Originally posted by amadeus
Actually, I think the paradox stems from the fact that we can only understand something if we can establish a cause-effect relationship between that something and something else. For instance, we understand that rain comes from clouds, that clouds come from evaporation, that evaporation is caused by sunlight, that sunlight is caused by nuclear reactions, that nuclear reactions are caused by nuclear forces... where does it stop???
The thing is, it doesn't matter how long your causal chain is, it always ends up with something you can't possibly understand. Ultimately we have no option but to choose among one of the three possibilities:
- it comes from nothing
- it comes from itself
- it comes from something that cannot be understood by definition (eg, God)
Either choice is paradoxical. I'm of the opinion that "it comes from God" is the best choice, as it implies that the paradox is a feature of our knowledge, not of reality. But the bottom line is, any rational explanation of the universe leads to a paradox. We can shift the paradox further away from view, but we can't get rid of it.
On the other hand, if you stop trying to understand your experiences, and simply focus on the here and now, then it all makes perfect sense. The universe exists because it does; if it didn't then it wouldn't. May sound cheesy but it's as close as we can possibly get to the truth.
The question you raise is already strange since existence itself already implies it is there and can not be not there.
Now in the most abstract sense we could ponder this as follows.
There is Being, and in the abstract sense it opposes Non-Being.
And in that abstract sense, they are the same, they are namely only each others opposites and nothing else. And yet they are totally distinct, since being is not non-being.
But we can not state Non-Being as such, Non-Being is only 'present' because there is Being, to which it forms an opposite.
We can not get rid of this. There is no way in which we can pose Being without also introducing Non-Being, and neither can we introduce Non-Being without also introducing Being.
Being and Non-Being are a unity of opposites. One presupposes the other. In their dialectical unity, they are in fact Becoming.
Dialectical processes are interpenetration of opposites. The Non-Being of some thing, causes the Being of another thing, and vice versa. If we burn H2 it binds with O2 and forms H2O in which the Being of H2O causes the Non-Being of H2 and O2.

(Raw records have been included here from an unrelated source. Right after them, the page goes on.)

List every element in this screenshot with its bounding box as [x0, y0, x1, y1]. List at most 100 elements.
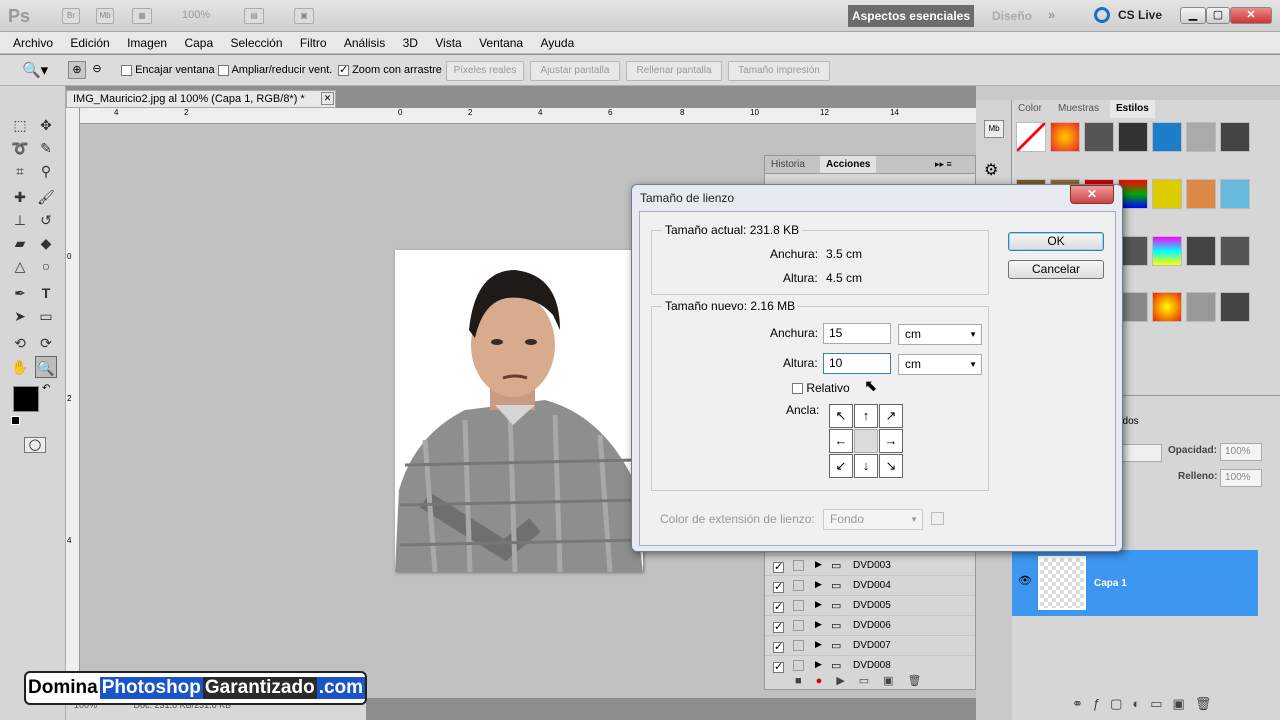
- expand-arrow-icon[interactable]: ▶: [815, 619, 822, 630]
- action-row[interactable]: ▶ ▭ DVD006: [765, 615, 975, 635]
- new-height-input[interactable]: 10: [823, 353, 891, 374]
- style-swatch[interactable]: [1220, 292, 1250, 323]
- arrange-documents-icon[interactable]: ▤: [244, 8, 264, 24]
- dialog-close-button[interactable]: ✕: [1070, 185, 1114, 204]
- tab-actions[interactable]: Acciones: [820, 156, 877, 173]
- shape-tool-icon[interactable]: ▭: [35, 305, 57, 327]
- healing-brush-tool-icon[interactable]: ✚: [9, 186, 31, 208]
- fit-window-checkbox[interactable]: [121, 64, 132, 76]
- relative-option[interactable]: Relativo: [792, 381, 850, 395]
- zoom-in-icon[interactable]: ⊕: [68, 61, 86, 79]
- eraser-tool-icon[interactable]: ▰: [9, 232, 31, 254]
- minibridge-panel-icon[interactable]: Mb: [984, 120, 1004, 138]
- action-dialog-toggle[interactable]: [793, 660, 804, 671]
- minibridge-icon[interactable]: Mb: [96, 8, 114, 24]
- layer-name[interactable]: Capa 1: [1094, 578, 1127, 589]
- foreground-color-swatch[interactable]: [13, 386, 39, 412]
- scrubby-zoom-checkbox[interactable]: [338, 63, 349, 76]
- layer-row-selected[interactable]: 👁 Capa 1: [1012, 550, 1258, 616]
- 3d-orbit-tool-icon[interactable]: ⟳: [35, 332, 57, 354]
- actions-footer-icons[interactable]: ■●▶▭▣🗑: [795, 674, 936, 687]
- cancel-button[interactable]: Cancelar: [1008, 260, 1104, 279]
- histogram-panel-icon[interactable]: ⚙: [984, 160, 998, 180]
- style-swatch[interactable]: [1186, 292, 1216, 323]
- style-swatch[interactable]: [1016, 122, 1046, 152]
- menu-seleccion[interactable]: Selección: [223, 32, 289, 54]
- style-swatch[interactable]: [1152, 235, 1182, 266]
- style-swatch[interactable]: [1118, 122, 1148, 152]
- style-swatch[interactable]: [1152, 292, 1182, 323]
- layers-footer-icons[interactable]: ⚭ƒ▢◐▭▣🗑: [1072, 696, 1221, 712]
- expand-arrow-icon[interactable]: ▶: [815, 579, 822, 590]
- anchor-top-arrow-icon[interactable]: ↑: [854, 404, 878, 428]
- anchor-left-arrow-icon[interactable]: ←: [829, 429, 853, 453]
- anchor-bottom-arrow-icon[interactable]: ↓: [854, 454, 878, 478]
- menu-3d[interactable]: 3D: [396, 32, 425, 54]
- quick-selection-tool-icon[interactable]: ✎: [35, 137, 57, 159]
- blend-mode-select[interactable]: [1122, 444, 1162, 462]
- menu-vista[interactable]: Vista: [428, 32, 468, 54]
- menu-imagen[interactable]: Imagen: [120, 32, 174, 54]
- panel-menu-icon[interactable]: ▸▸ ≡: [935, 159, 952, 170]
- new-height-unit-select[interactable]: cm: [898, 354, 982, 375]
- expand-arrow-icon[interactable]: ▶: [815, 559, 822, 570]
- menu-edicion[interactable]: Edición: [63, 32, 116, 54]
- view-extras-icon[interactable]: ▦: [132, 8, 152, 24]
- move-tool-icon[interactable]: ✥: [35, 114, 57, 136]
- style-swatch[interactable]: [1084, 122, 1114, 152]
- screen-mode-icon[interactable]: ▣: [294, 8, 314, 24]
- style-swatch[interactable]: [1220, 178, 1250, 209]
- action-toggle-checkbox[interactable]: [773, 600, 784, 614]
- anchor-top-left-arrow-icon[interactable]: ↖: [829, 404, 853, 428]
- marquee-tool-icon[interactable]: ⬚: [9, 114, 31, 136]
- action-dialog-toggle[interactable]: [793, 580, 804, 591]
- tab-color[interactable]: Color: [1012, 100, 1048, 118]
- hand-tool-icon[interactable]: ✋: [9, 356, 31, 378]
- default-colors-icon[interactable]: [11, 416, 20, 425]
- expand-arrow-icon[interactable]: ▶: [815, 599, 822, 610]
- zoom-tool-icon[interactable]: 🔍: [35, 356, 57, 378]
- workspace-essentials-button[interactable]: Aspectos esenciales: [848, 5, 974, 27]
- action-toggle-checkbox[interactable]: [773, 580, 784, 594]
- style-swatch[interactable]: [1186, 178, 1216, 209]
- blur-tool-icon[interactable]: △: [9, 255, 31, 277]
- zoom-out-icon[interactable]: ⊖: [88, 61, 106, 79]
- resize-window-option[interactable]: Ampliar/reducir vent.: [218, 64, 332, 76]
- action-toggle-checkbox[interactable]: [773, 640, 784, 654]
- extension-color-swatch[interactable]: [931, 512, 944, 525]
- history-brush-tool-icon[interactable]: ↺: [35, 209, 57, 231]
- extension-color-select[interactable]: Fondo: [823, 509, 923, 530]
- window-close-button[interactable]: ✕: [1230, 7, 1272, 24]
- action-row[interactable]: ▶ ▭ DVD004: [765, 575, 975, 595]
- menu-ayuda[interactable]: Ayuda: [533, 32, 581, 54]
- print-size-button[interactable]: Tamaño impresión: [728, 61, 830, 81]
- fit-screen-button[interactable]: Ajustar pantalla: [530, 61, 620, 81]
- brush-tool-icon[interactable]: 🖌: [35, 186, 57, 208]
- anchor-bottom-right-arrow-icon[interactable]: ↘: [879, 454, 903, 478]
- close-document-icon[interactable]: ✕: [321, 92, 334, 105]
- tab-history[interactable]: Historia: [771, 159, 805, 170]
- style-swatch[interactable]: [1152, 122, 1182, 152]
- lasso-tool-icon[interactable]: ➰: [9, 137, 31, 159]
- style-swatch[interactable]: [1152, 178, 1182, 209]
- cs-live-button[interactable]: CS Live: [1118, 8, 1162, 22]
- anchor-bottom-left-arrow-icon[interactable]: ↙: [829, 454, 853, 478]
- pen-tool-icon[interactable]: ✒: [9, 282, 31, 304]
- anchor-right-arrow-icon[interactable]: →: [879, 429, 903, 453]
- style-swatch[interactable]: [1220, 122, 1250, 152]
- fit-window-option[interactable]: Encajar ventana: [121, 64, 215, 76]
- tab-swatches[interactable]: Muestras: [1052, 100, 1105, 118]
- eyedropper-tool-icon[interactable]: ⚲: [35, 160, 57, 182]
- zoom-tool-preset-icon[interactable]: 🔍▾: [22, 61, 48, 79]
- type-tool-icon[interactable]: T: [35, 282, 57, 304]
- menu-filtro[interactable]: Filtro: [293, 32, 334, 54]
- menu-capa[interactable]: Capa: [177, 32, 220, 54]
- menu-analisis[interactable]: Análisis: [337, 32, 392, 54]
- tab-styles[interactable]: Estilos: [1110, 100, 1155, 118]
- scrubby-zoom-option[interactable]: Zoom con arrastre: [338, 63, 442, 76]
- clone-stamp-tool-icon[interactable]: ⊥: [9, 209, 31, 231]
- resize-window-checkbox[interactable]: [218, 64, 229, 76]
- action-dialog-toggle[interactable]: [793, 620, 804, 631]
- opacity-input[interactable]: 100%: [1220, 443, 1262, 461]
- document-image[interactable]: [395, 250, 643, 572]
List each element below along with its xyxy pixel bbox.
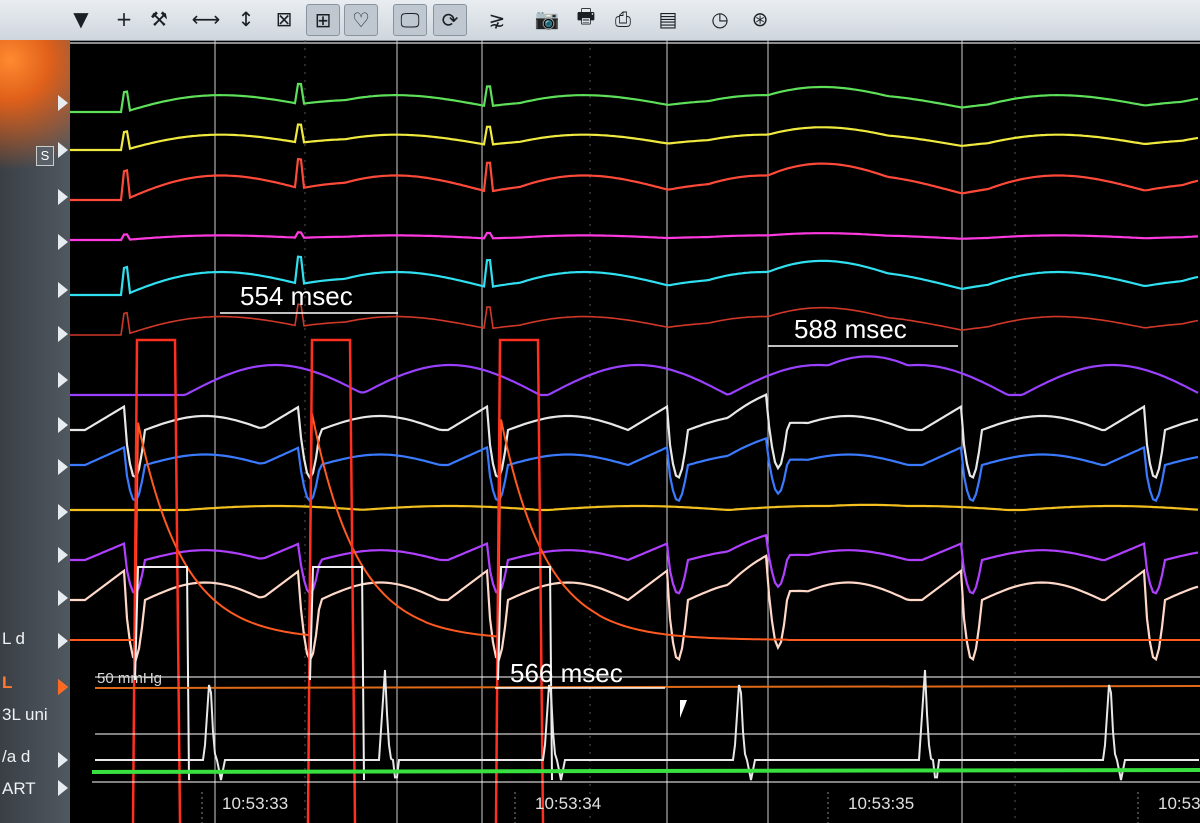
caliper-march-icon[interactable]: ⊞ (306, 4, 340, 36)
timestamp-2: 10:53:34 (535, 794, 601, 813)
tools-icon[interactable]: ⚒ (143, 4, 175, 34)
trace-violet (70, 533, 1199, 596)
channel-selector-4[interactable] (58, 234, 68, 250)
timestamp-4: 10:53: (1158, 794, 1200, 813)
vertical-caliper-icon[interactable]: ↕ (230, 4, 262, 34)
compass-icon[interactable]: ⊛ (744, 4, 776, 34)
s-badge[interactable]: S (36, 146, 54, 166)
trace-white-upper (70, 393, 1199, 481)
trace-green (70, 82, 1199, 114)
caliper-measurement-3: 566 msec (510, 658, 623, 688)
table-icon[interactable]: ▤ (652, 4, 684, 34)
trace-blue (70, 437, 1199, 503)
timestamp-1: 10:53:33 (222, 794, 288, 813)
trace-gold (70, 503, 1199, 512)
signal-icon[interactable]: ⋧ (481, 4, 513, 34)
toolbar: ▼ + ⚒ ⟷ ↕ ⊠ ⊞ ♡ 🖵 ⟳ ⋧ 📷 🖶 ⎙ ▤ ◷ ⊛ (0, 0, 1200, 41)
channel-selector-17[interactable] (58, 780, 68, 796)
channel-selector-8[interactable] (58, 417, 68, 433)
caliper-measurement-2: 588 msec (794, 314, 907, 344)
channel-selector-12[interactable] (58, 590, 68, 606)
trace-yellow (70, 123, 1199, 152)
print-icon[interactable]: 🖶 (570, 4, 602, 34)
dropdown-icon[interactable]: ▼ (70, 4, 92, 34)
trace-red (70, 157, 1199, 202)
channel-selector-1[interactable] (58, 95, 68, 111)
clock-icon[interactable]: ◷ (704, 4, 736, 34)
monitor-icon[interactable]: 🖵 (393, 4, 427, 36)
ep-recording-plot: 554 msec 588 msec 566 msec 50 mmHg 10:53:33 1… (70, 40, 1200, 823)
channel-label-3: 3L uni (2, 705, 48, 724)
heart-icon[interactable]: ♡ (344, 4, 378, 36)
delete-caliper-icon[interactable]: ⊠ (268, 4, 300, 34)
channel-selector-9[interactable] (58, 459, 68, 475)
horizontal-caliper-icon[interactable]: ⟷ (190, 4, 222, 34)
channel-selector-16[interactable] (58, 752, 68, 768)
channel-label-2: L (2, 673, 13, 692)
pressure-scale-label: 50 mmHg (97, 670, 162, 687)
trace-pink (70, 554, 1199, 663)
channel-selector-5[interactable] (58, 282, 68, 298)
channel-selector-3[interactable] (58, 189, 68, 205)
timestamp-3: 10:53:35 (848, 794, 914, 813)
channel-selector-11[interactable] (58, 547, 68, 563)
mouse-cursor (680, 700, 692, 718)
camera-icon[interactable]: 📷 (531, 4, 563, 34)
channel-selector-10[interactable] (58, 504, 68, 520)
trace-art-green (91, 768, 1200, 774)
printer-icon[interactable]: ⎙ (607, 4, 639, 34)
channel-selector-13[interactable] (58, 633, 68, 649)
channel-label-4: /a d (2, 747, 31, 766)
trace-purple (70, 355, 1199, 397)
channel-label-1: L d (2, 629, 26, 648)
caliper-measurement-1: 554 msec (240, 281, 353, 311)
pacing-white-box-2 (309, 566, 365, 781)
channel-label-5: ART (2, 779, 36, 798)
channel-selector-2[interactable] (58, 142, 68, 158)
channel-selector-6[interactable] (58, 326, 68, 342)
refresh-icon[interactable]: ⟳ (433, 4, 467, 36)
channel-selector-7[interactable] (58, 372, 68, 388)
trace-orange-decay (70, 413, 1200, 641)
trace-magenta (70, 231, 1199, 242)
add-icon[interactable]: + (108, 4, 140, 34)
channel-selector-15[interactable] (58, 679, 68, 695)
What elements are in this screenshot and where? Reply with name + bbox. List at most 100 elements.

And if we call this dialectical-unity of Being and Non-Being, which is Becoming, existence, then you ponder the unponderable question about why is there existence instead of nothing.
To this question it can be answered: because there is existence.
That is about the only real answer we can give on this sort of question.
Let us assume a hypothetical being, that does not know that there exists something, although it knows what exitence is.
Now would that hypothetical being know why there is something instead of nothing?
It couldn't, because it could not give any grounds for the existence of something instead of nothing. The "Why is it the case that X" question usually needs an answer in the form "Because A is the case".
But the context of the question implies, no such A can exist.
We are however in the position that we DO know there is an existing world, and from that we can conclude that since it exists, there is existence instead of no-existence.
The hypothetical being can not make such a conclusion, and neither would it bother, since also the hypothetical being does not exist.